From the BBC News, February last year:
The founder of a Wiltshire-based Christian charity has been found guilty of sexually assaulting a female member of staff.
Patrick Sookhdeo, from Barnabas Aid International, was also found to have intimidated two employees who were due to give evidence against him.
Sookhdeo continues to maintain his innocence (although he has declined to appeal for health reasons and due to the expense), and his cause has been championed in particular by David Virtue of Virtue Online:
The “touching” as it turned out was little more than brushing of one breast; the Rev. Albrecht Hauser, Chairman of Barnabas Aid International refuted the charges of intimidation. He wrote: “The alleged witness intimidation relates to a short extempore speech made by Dr. Sookhdeo to the entire UK staff and most of the trustees, at a meeting called by the board, which I pressed him to attend (against his inclination) and at which I urged him to speak (also against his inclination). There were over 50 people in a crowded room, and many of us saw no sign of any intention to intimidate witnesses.”
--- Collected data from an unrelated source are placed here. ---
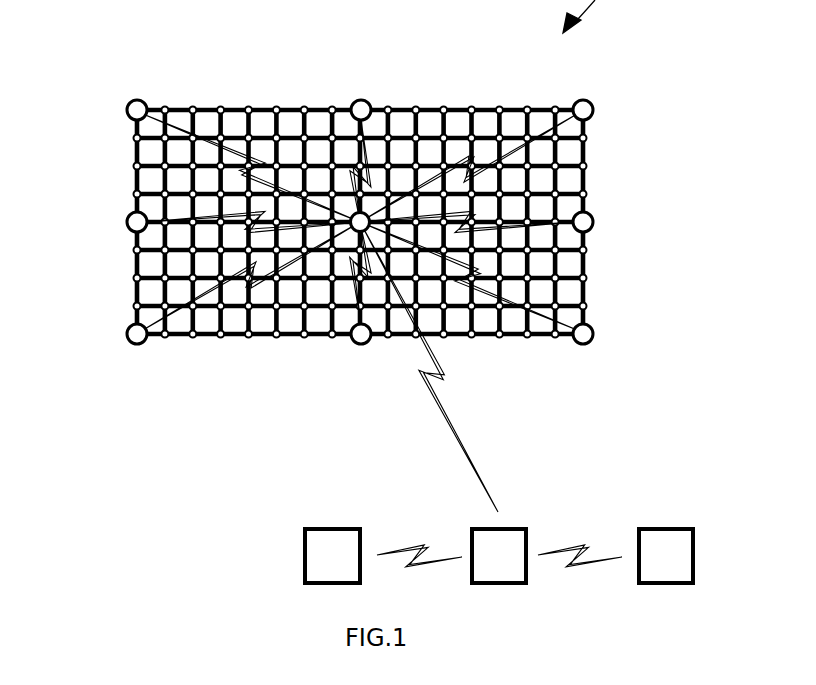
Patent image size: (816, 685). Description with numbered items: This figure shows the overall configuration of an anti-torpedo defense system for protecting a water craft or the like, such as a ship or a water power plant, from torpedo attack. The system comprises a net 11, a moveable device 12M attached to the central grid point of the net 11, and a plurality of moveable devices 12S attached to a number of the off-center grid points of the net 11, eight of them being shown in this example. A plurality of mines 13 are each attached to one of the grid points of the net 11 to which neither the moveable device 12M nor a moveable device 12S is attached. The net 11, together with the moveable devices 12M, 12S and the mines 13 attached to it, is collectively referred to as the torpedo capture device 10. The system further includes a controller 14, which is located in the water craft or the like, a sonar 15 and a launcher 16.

The torpedo capture device 10 is at (728, 83).
The net 11 is at (233, 108).
The moveable device 12S is at (127, 109).
The moveable device 12M is at (366, 212).
The mine 13 is at (223, 337).
The controller 14 is at (519, 527).
The sonar 15 is at (675, 527).
The launcher 16 is at (325, 527).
Virtue’s article (he has also written others on the subject) is headlined “In Sex Crimes One Must Prove One’s Innocence”, and I’m full agreement that that there is cause for concern about how the police and courts in the UK are currently handling “historic” allegations of a sexual nature in particular (see this post). However, I’ve also seen how Sookhdeo has a tendency to twist and misrepresent information, and this must affect how I regard any continuing “case for the defence”.
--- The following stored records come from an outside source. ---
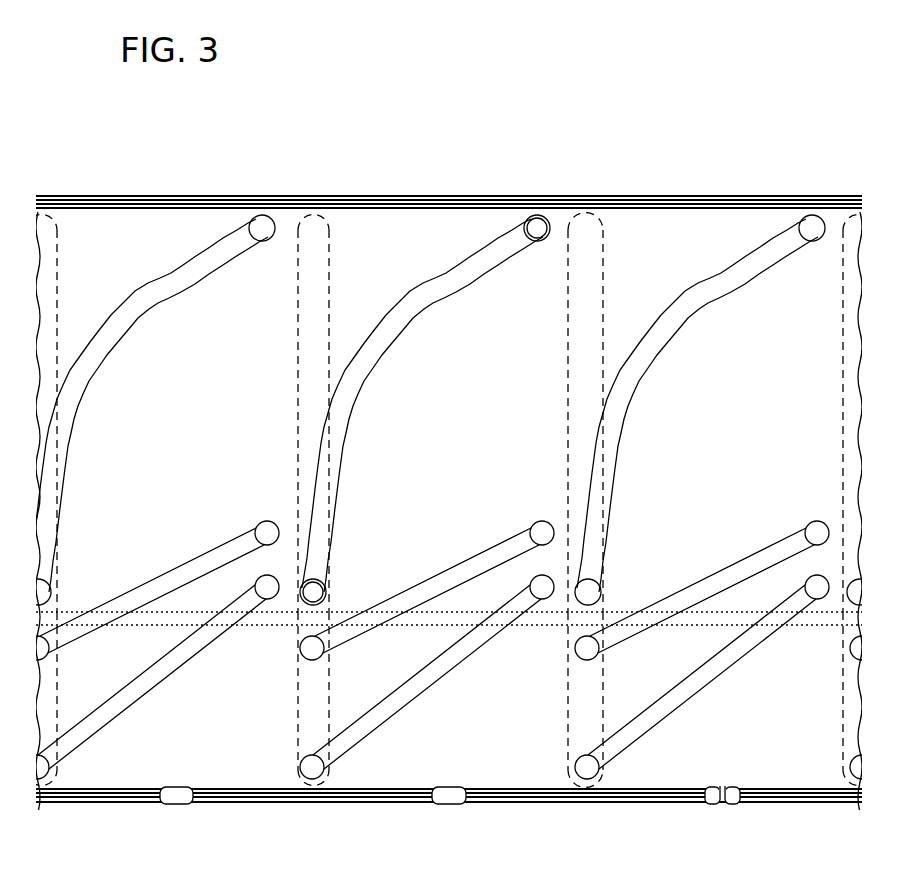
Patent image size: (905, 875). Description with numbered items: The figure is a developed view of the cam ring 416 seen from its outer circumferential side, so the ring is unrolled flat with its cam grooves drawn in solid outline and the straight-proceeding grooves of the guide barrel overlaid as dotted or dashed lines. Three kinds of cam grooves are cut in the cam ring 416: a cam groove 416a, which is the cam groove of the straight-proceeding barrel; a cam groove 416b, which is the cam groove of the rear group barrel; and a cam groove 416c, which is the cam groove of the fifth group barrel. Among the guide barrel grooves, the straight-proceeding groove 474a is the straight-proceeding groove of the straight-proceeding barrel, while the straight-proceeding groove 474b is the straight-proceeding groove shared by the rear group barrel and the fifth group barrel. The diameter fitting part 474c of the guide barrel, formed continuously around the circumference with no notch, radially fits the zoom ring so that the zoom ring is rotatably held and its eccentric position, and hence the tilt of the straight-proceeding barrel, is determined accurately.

The cam ring 416 is at (84, 270).
The cam groove (second cam groove part) 416a is at (408, 290).
The cam groove (third cam groove part) 416b is at (458, 552).
The cam groove 416c is at (440, 684).
The straight-proceeding groove (second guide groove part) 474a is at (298, 325).
The straight-proceeding groove (first guide groove part) 474b is at (298, 735).
The diameter fitting part 474c is at (272, 626).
This case includes not just an alternative narrative of what actually happened (as put forward by Hauser), but also inferences about the court operated. It is suggested that the conviction was secured because the jury was white and mostly female, and that the sentence was lenient and as such indicates that the judge was sceptical. This is not convincing – Sookhdeo’s lawyers could have raised an objection to the make-up of the jury before the trial got underway, and the sentence was (as Mark Woods of Christian Today has pointed out) in the middle range for this kind of offence.
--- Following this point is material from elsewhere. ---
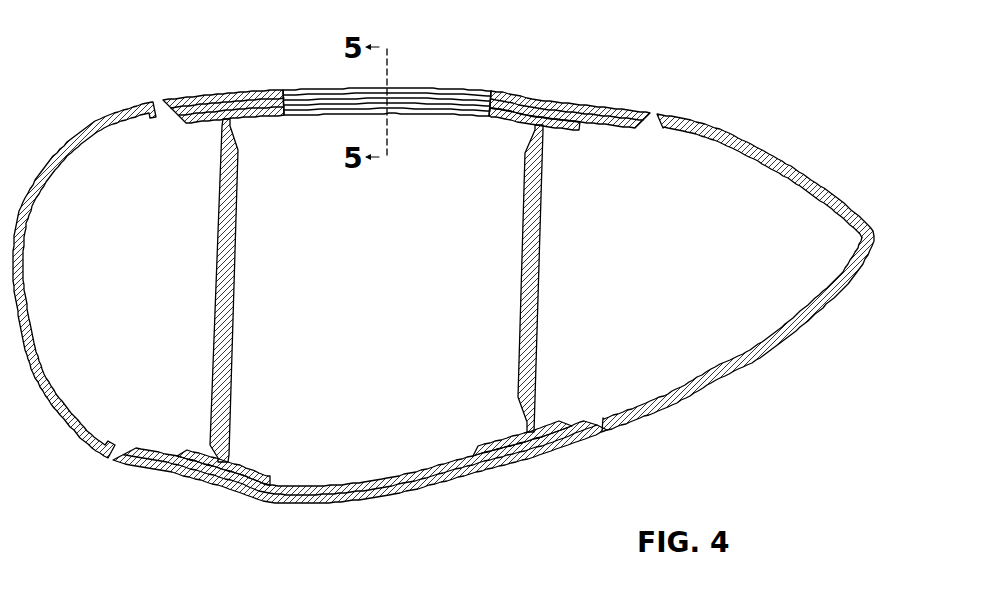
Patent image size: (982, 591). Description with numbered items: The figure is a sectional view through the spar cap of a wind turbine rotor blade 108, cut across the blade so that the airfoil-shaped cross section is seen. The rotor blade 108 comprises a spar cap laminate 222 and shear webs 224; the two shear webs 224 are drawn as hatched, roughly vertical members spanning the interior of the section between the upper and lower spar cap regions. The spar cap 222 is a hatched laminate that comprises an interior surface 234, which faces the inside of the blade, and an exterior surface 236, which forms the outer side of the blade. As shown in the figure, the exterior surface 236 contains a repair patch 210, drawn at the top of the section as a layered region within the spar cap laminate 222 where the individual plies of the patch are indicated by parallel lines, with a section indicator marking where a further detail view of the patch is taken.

Virtue has also now, in my opinion, damaged Sookhdeo’s cause by promoting a bizarre screed by one Richard Carvath. Carvath denounces the assault complainant as “Jezebel”, and refers to the prosecution witnesses as the “Satan gang”. The rhetoric is extraordinary; discussing one witness who formerly worked at Barnabas, Carvarth writes that her
current Facebook profile photo provides a good example of the sort of dress and attitude which so concerned Sookhdeo, given the specific nature and focus of the Barnabas ministry.
In a ‘look at me’ photo, [redacted]‘s arms are uncovered and she wears a figure-hugging dress, her buttocks clearly presented to the beholder.
Carvath goes on to complain about Facebook links between complainants and Andrea Minichello Williams of Christian Concern.
Carvath has also been using Twitter to fire accusatory questions at Mark Woods, who has written a number of critical articles about Sookhdeo for Christian Today (not to be confused with the American evangelical Christianity Today, although Virtue is critical of that publication’s reporting on Sookhdeo as well). In a series of Tweets, he has asked whether Woods is working with Sookhdeo’s pro-Palestinian critic Ben White (reply: “No.”); what the “nature of the relationship” is between Woods and one of the intimidation complainants (reply: “None.”); and whether Woods has been in direct contact with any complainants (reply: “No.”). Despite this last reply, Carvath then pressed on with asking whether a new allegation was due to “your encouraging the complainant” (reply: “for the record: no.”).
Carvath was previously expelled from the Conservative Christian Fellowship for what he describes as his “views on homopervuality… and islam.”